Alyssa agreed to head to the party and abandon sushi, which if you know Alyssa would not happen in the real world, but this is dream world and in My dream world and in my dream world I want to party with Boy Meets World.

                We piled into a red convertible and headed to the party: Topanga looked hot, I smiled at her..

                We arrived at a house near a dark patch of woods and walked in. The place was packed and we all went our separate ways and roamed to party. I headed over and grabbed a beer from one of those plastic tubs full of ice that people like to use instead of a cooler. It wasn’t a memorable beer, because I don’t remember what is was. Considering this was some shitty house party I’m sure it was something awful. I cracked it open and scanned the party trying to find Topanga. I spotted her across the way, so is started making my way over to her when the door was busted in and the police stormed in.; I tossed my beer and ran out the back door.

 Many problems with this one:
1.       I’m a grown man having a beer with other grown people, why am I running?
2.       I left my friends behind, which is something I would never do in the real world, but I do in dream world.
3.       Sorry guys, I wish I knew what happened to you. I bet your fine, better than I anyway.
4.       Why were the cops crashing the party? Was someone murdered or raped in one of the upstairs bedrooms?

All things we won’t get answers to; dreams suck that way; they never give you a complete story.

As I rushed through the back door and out into the dark woods I felt someone behind me. I ran faster, and faster, and then, just as in any horror movie, a tree stuck out its leg and I tripped to the ground (trees don’t have legs; it is a dope analogy for a root.).

                I rolled on to my back and the person who was chasing me approached slowly (why I couldn’t get up and keep running is another mystery). He came into my sight I saw his retarded looking face clearly; it was Sylvester Stallone dressed in his police outfit from that shittastic film Copland. For those of you have never see the movie, don’t it is bad, but here is an image of what I saw in my dream:

                He reached down to grabbed me, but he had no skin or muscles on his hands he hand skeleton hands.
                He grabbed me with his Italian Stallion skeleton hands . . .
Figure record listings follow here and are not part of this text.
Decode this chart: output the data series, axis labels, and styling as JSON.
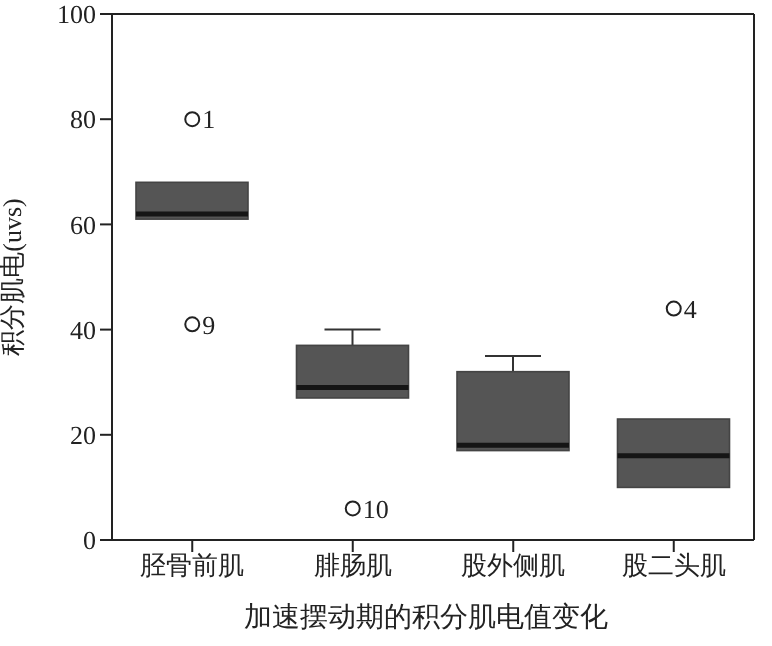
{
  "chart_data": {
    "type": "box",
    "xlabel": "加速摆动期的积分肌电值变化",
    "ylabel": "积分肌电(uvs)",
    "categories": [
      "胫骨前肌",
      "腓肠肌",
      "股外侧肌",
      "股二头肌"
    ],
    "color": "#555555",
    "boxes": [
      {
        "low": 61,
        "q1": 61,
        "median": 62,
        "q3": 68,
        "high": 68,
        "outliers": [
          80,
          41
        ]
      },
      {
        "low": 27,
        "q1": 27,
        "median": 29,
        "q3": 37,
        "high": 40,
        "outliers": [
          6
        ]
      },
      {
        "low": 17,
        "q1": 17,
        "median": 18,
        "q3": 32,
        "high": 35
      },
      {
        "low": 10,
        "q1": 10,
        "median": 16,
        "q3": 23,
        "high": 23,
        "outliers": [
          44
        ]
      }
    ],
    "annotations": [
      "1",
      "9",
      "10",
      "4"
    ],
    "ylim": [
      0,
      100
    ],
    "yticks": [
      0,
      20,
      40,
      60,
      80,
      100
    ],
    "grid": false,
    "legend": false
  }
}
                I woke up sweating (probably because it was summer) and confused as fuck as to what had just occurred in my head cinema.

The Aftermath
                So, I mean, that happened. I dreamt it, so go ahead Freud and look that up in your dream book and get back to me.

                I get why Alyssa, Steph, Stryker, and the  Boy Meets World cast were in my dream they are a part of my life (at the time I was watching a lot of Boy Meets World and Fresh Prince: judge me), but what the fuck was with Skeletor Sylvester Stallone? I avoid the movie Copland at all costs and I hadn’t watched any Stallone film in a long time, yet there he was creeping me the hell out in my dreams.  


                This dream has been with me for a little over a year and I still have yet to figure out what the hell was going on, so if you have insight please let me know, because I am dying to hear what you think.







*I have never done shrooms, so I am only assuming it will enhance you experience.